In my opinion, the opportunity cost of RA (pecuniary) is the salary difference between your RA pay and your pay 5-6 years later as a PhD from a top 20 department. It will be roughly 100k, not that much if you discount it to present value.
But there are some definite benefits of RA at a Fed. First, your result cannot and should not get worse, given you do not screw up your last semester. In two years' time, the application is unlikely to get more competitive than this year and schools should be more well-endowed. But of course it is still unpredictable. Second, you get to work closely with economists (even well-known ones, if you are lucky) and your recommendation will be glowing in two years.

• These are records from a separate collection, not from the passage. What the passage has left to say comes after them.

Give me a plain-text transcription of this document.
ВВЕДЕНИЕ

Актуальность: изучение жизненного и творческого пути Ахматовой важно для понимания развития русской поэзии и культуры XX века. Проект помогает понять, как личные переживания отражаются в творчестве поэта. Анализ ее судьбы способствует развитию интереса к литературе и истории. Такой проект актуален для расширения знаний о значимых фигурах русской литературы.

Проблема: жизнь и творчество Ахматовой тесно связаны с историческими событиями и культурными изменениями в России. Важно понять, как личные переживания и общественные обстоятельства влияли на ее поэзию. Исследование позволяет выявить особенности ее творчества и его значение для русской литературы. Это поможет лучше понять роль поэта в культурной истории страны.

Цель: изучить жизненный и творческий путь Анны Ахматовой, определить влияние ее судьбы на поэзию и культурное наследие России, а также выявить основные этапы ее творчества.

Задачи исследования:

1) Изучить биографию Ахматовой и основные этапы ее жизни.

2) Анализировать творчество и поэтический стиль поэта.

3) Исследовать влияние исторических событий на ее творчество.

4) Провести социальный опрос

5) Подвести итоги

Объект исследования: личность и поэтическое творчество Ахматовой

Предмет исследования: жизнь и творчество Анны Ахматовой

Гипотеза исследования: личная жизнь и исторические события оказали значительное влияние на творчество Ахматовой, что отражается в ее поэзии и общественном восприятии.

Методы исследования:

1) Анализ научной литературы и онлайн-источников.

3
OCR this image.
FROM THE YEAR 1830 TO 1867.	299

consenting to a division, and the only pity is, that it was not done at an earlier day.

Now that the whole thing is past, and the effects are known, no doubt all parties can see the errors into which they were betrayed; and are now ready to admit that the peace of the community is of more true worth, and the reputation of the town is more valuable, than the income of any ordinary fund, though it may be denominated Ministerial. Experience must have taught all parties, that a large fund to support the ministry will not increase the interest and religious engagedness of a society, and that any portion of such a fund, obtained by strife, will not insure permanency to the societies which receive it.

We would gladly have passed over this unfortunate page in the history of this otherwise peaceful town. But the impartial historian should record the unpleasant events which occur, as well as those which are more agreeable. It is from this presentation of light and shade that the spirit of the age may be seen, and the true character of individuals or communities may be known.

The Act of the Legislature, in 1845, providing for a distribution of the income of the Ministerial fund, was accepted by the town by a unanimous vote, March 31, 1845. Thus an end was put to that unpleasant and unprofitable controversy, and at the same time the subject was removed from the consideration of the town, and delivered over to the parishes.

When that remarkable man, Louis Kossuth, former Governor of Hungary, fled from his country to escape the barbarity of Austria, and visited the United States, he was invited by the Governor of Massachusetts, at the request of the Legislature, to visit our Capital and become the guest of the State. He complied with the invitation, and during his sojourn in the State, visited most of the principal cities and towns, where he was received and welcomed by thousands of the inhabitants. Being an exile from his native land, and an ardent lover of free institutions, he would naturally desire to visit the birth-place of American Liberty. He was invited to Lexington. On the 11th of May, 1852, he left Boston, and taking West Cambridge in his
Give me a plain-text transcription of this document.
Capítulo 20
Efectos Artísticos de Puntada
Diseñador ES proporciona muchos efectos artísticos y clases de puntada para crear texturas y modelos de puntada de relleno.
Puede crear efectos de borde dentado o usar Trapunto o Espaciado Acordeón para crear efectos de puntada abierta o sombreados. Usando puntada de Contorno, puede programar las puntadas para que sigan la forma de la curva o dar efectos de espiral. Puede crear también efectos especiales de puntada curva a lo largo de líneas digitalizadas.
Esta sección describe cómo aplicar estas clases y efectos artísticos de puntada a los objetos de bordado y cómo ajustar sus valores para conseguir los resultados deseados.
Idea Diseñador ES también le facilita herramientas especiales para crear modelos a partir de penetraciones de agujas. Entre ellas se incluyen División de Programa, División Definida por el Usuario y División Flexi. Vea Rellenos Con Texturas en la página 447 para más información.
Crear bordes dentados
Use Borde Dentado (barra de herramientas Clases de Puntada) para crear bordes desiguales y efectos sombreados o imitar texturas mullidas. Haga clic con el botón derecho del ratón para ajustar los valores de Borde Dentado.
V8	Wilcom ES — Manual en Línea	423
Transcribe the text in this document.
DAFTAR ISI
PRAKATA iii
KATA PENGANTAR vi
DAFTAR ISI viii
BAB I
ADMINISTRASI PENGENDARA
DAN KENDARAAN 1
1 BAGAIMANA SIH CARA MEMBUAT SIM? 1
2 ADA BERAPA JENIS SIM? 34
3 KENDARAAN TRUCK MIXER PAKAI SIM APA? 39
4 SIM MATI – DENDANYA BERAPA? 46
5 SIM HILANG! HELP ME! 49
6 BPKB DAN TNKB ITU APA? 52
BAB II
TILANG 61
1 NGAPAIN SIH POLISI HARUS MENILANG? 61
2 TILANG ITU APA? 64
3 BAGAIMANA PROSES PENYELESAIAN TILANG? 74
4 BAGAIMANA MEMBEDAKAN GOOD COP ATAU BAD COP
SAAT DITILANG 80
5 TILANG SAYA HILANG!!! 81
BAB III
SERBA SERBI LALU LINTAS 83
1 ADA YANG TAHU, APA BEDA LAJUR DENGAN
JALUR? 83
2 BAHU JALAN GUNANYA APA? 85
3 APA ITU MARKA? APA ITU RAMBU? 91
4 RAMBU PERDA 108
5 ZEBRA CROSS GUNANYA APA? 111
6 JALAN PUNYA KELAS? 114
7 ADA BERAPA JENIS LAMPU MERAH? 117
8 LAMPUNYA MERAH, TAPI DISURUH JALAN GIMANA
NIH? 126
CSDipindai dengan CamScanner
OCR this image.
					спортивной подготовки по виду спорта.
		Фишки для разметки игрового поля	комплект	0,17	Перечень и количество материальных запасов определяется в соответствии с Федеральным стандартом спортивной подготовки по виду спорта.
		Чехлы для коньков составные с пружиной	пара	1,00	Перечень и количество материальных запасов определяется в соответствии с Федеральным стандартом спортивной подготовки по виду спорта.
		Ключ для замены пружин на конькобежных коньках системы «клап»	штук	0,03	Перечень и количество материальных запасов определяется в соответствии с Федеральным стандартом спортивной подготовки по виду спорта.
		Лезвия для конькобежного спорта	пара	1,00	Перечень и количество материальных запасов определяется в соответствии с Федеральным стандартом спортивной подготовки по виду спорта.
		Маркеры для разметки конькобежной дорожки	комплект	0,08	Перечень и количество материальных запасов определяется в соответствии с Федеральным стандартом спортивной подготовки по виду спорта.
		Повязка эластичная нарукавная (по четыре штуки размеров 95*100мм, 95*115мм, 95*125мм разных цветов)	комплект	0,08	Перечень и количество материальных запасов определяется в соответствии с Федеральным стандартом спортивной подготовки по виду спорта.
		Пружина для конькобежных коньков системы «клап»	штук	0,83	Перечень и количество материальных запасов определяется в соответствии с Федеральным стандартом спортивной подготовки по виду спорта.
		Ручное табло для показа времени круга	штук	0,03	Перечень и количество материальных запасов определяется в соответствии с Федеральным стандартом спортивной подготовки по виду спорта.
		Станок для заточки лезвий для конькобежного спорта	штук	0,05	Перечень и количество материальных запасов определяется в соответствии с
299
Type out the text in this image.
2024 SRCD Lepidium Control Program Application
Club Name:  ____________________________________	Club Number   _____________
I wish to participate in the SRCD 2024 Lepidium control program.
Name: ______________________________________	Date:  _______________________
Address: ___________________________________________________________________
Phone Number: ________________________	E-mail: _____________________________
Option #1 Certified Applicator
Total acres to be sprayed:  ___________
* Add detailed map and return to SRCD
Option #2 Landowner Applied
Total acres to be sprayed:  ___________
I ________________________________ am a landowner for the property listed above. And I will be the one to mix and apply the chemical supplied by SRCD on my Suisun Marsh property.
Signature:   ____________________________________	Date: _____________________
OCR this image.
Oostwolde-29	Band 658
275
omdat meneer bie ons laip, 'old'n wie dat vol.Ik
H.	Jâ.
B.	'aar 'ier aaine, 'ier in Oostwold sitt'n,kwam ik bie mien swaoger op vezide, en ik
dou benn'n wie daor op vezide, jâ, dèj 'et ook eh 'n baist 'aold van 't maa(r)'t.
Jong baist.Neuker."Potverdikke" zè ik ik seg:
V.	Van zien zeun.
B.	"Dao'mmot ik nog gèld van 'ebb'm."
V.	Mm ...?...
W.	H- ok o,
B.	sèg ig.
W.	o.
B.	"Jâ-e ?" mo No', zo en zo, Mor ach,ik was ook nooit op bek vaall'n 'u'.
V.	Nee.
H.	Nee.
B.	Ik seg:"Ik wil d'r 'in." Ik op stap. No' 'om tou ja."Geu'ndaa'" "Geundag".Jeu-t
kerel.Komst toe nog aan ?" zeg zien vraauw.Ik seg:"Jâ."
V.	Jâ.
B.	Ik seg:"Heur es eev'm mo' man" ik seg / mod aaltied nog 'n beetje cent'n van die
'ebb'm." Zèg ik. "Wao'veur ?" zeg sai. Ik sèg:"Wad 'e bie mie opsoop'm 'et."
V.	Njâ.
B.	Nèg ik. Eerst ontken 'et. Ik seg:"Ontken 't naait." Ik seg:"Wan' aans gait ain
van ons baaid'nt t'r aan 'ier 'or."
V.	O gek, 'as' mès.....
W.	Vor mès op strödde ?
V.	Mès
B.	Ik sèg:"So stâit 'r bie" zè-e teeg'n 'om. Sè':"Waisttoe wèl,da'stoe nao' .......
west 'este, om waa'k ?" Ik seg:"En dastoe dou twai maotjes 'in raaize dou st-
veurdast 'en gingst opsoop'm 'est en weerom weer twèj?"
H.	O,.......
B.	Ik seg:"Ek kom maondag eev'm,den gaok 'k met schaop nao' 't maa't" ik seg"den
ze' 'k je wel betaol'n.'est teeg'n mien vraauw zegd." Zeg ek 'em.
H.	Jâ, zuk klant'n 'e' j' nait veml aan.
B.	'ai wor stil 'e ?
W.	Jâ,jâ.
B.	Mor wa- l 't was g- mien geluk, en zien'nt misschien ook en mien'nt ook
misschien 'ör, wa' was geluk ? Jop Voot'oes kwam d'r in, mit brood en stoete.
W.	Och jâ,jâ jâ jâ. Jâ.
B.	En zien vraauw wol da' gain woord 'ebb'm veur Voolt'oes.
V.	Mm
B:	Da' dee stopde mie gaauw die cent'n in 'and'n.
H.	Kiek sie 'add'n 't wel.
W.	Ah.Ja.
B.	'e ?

That is the biggest factor in application as we all agree. Third, most Feds reimburse you for tuition for you to take grad level econ or undergrad level math classes to make up for course deficiency. That is the second biggest factor in application. Fourth, some capital accumulation is probably useful and you can even apply in two years' time without asking for first year funding. That again might improve your result. Fifth, you will become much more familiar with academic research as well as the tools and methods, which will help in grad school. Sixth, there is always the non-zero chance that you figure out you just hate research during the job. The exit strategy after Fed is pretty good and you won't get stuck doing something you don't like for the rest of your life. Seventh, you are asking this question because you want a better offer, which means you will be motivated and goal-oriented during the job. It is not very difficult for someone like you to co-author with your economist at the Fed and publish before you apply again.
Sorry for the rant. As you can see I am all for the RA experience (with profs at big schools is the best, but Fed comes very close too). In fact I was going to turn down a top 10 offer for a Fed RA opportunity (For me, the research at the Fed matches my interests exactly too).